Data States

(OBJ 3.3)

Data at Rest

• Data stored in databases, file systems, or storage systems, not actively moving through the network or any processes.

• Data at rest is a prime target for threat actors, it is essential to employ robust security measures

  • Data encryption
  • Implementing Access Control Lists (ACLs)

• Encryption Methods

  • Full Disk Encryption (FDE)
    • Encrypts the entire hard drive
    • When the system is off, the data is encrypted, when the system is on and the user is logged in, the data is then decrypted.
    • Achieved through the OS, third party software, or the disc device itself
  • Partition Encryption
    • Encrypts specific partitions of a hard drive, leaving others unencrypted
    • Example: "Encrypt only the D drive"
  • File Encryption
    • Encrypts individual files
    • Specific files that need top be secured
  • Volume Encryption
    • Encrypts selected files or directories
    • Select and encrypt multiple files and directories
    • "Folder level encryption"
  • Database Encryption
    • Encrypts data stored in a database at column, row, or table levels
  • Record Encryption
    • Encrypts specific fields within a database record
    • Beneficial when multiple users are accessing the same database, but not all of them have the same access and view rights.

Data in Transit (Data in Motion)

• Data actively moving from one location to another, vulnerable to interception

• Across the internet or through a private network

• Protected through the use of a communication tunneling protocol

• Transport Encryption Methods

  • SSL (Secure Sockets Layer) and TLS (Transport Layer Security)
    • Cryptographic protocols designed to provide secure communication over networks, widely used in web browsing and email
  • VPN (Virtual Private Network)
    • Creates secure connections over less secure networks like the internet
    • Ensures that data sent and received is encrypted and secured from prying eyes.
  • IPSec (Internet Protocol Security)
    • Secures IP communications by authenticating and encrypting each IP packets in a data stream.

Data in Use

• Data actively being created, retrieved, updated, or deleted

• Just as vulnerable to threats as the other states

• Protected through the use of a communication tunneling protocol and by using encryption at the application level.

• Protection Measures

  • Encryption at the Application Level
    • Encrypts data during processing
      • Homomorphic Encryption
        • Allows data to be processed without being decrypted, effectively securing data-in-use.
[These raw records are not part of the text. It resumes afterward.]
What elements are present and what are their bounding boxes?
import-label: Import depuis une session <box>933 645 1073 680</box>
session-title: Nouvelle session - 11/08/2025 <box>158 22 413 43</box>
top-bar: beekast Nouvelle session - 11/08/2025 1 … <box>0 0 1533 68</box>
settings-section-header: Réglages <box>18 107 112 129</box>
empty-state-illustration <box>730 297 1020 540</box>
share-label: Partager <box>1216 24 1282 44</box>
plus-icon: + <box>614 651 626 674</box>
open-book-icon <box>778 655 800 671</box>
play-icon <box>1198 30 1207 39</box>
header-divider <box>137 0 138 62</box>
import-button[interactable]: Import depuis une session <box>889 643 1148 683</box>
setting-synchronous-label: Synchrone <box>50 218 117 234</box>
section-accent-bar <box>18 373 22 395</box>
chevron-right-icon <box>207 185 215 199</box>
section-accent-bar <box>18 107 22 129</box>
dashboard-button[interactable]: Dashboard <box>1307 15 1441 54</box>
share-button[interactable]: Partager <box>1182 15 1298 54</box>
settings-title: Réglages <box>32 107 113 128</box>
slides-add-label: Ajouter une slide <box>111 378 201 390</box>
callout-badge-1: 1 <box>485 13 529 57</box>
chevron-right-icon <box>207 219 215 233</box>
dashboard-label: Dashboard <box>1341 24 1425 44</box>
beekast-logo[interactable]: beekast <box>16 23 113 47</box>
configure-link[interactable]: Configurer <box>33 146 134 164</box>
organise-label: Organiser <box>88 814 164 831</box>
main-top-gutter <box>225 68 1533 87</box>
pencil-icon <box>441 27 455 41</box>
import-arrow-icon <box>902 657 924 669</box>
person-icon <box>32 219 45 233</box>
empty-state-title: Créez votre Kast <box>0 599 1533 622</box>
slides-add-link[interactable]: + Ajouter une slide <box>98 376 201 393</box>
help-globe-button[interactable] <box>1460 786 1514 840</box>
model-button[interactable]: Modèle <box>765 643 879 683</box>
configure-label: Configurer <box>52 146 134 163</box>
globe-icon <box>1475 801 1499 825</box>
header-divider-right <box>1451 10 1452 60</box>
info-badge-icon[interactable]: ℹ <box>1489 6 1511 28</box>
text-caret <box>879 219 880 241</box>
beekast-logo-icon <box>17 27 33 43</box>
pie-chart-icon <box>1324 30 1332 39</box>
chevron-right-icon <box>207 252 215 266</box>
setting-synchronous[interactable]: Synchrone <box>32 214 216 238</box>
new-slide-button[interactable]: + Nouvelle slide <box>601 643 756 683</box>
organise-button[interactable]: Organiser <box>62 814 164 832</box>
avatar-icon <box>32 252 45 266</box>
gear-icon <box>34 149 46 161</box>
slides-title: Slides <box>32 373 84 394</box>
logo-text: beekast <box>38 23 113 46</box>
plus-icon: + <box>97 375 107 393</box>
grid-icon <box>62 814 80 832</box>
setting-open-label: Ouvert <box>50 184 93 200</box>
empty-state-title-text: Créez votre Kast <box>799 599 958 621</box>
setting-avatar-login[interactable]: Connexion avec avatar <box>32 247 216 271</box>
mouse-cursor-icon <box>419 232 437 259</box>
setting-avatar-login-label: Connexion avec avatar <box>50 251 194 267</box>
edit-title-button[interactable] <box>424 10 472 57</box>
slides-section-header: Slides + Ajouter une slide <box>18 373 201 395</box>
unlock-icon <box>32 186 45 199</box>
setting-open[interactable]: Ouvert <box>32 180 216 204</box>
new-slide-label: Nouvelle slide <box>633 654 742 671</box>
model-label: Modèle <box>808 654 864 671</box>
Computations can be performed on the encrypted data directly, and the results, when decrypted, match as if the operations were done on the plaintext.
  • Access Controls
    • Restricts access to data during processing
  • Secure Enclaves
    • Isolated environments for processing sensitive data
  • Mechanisms like INTEL Software Guard
    • Encrypts data in memory to prevent unauthorized access

• Note: Understanding the three data states (data at rest, data in transit, and data in use) and implementing appropriate security measures for each is essential for comprehensive data protection.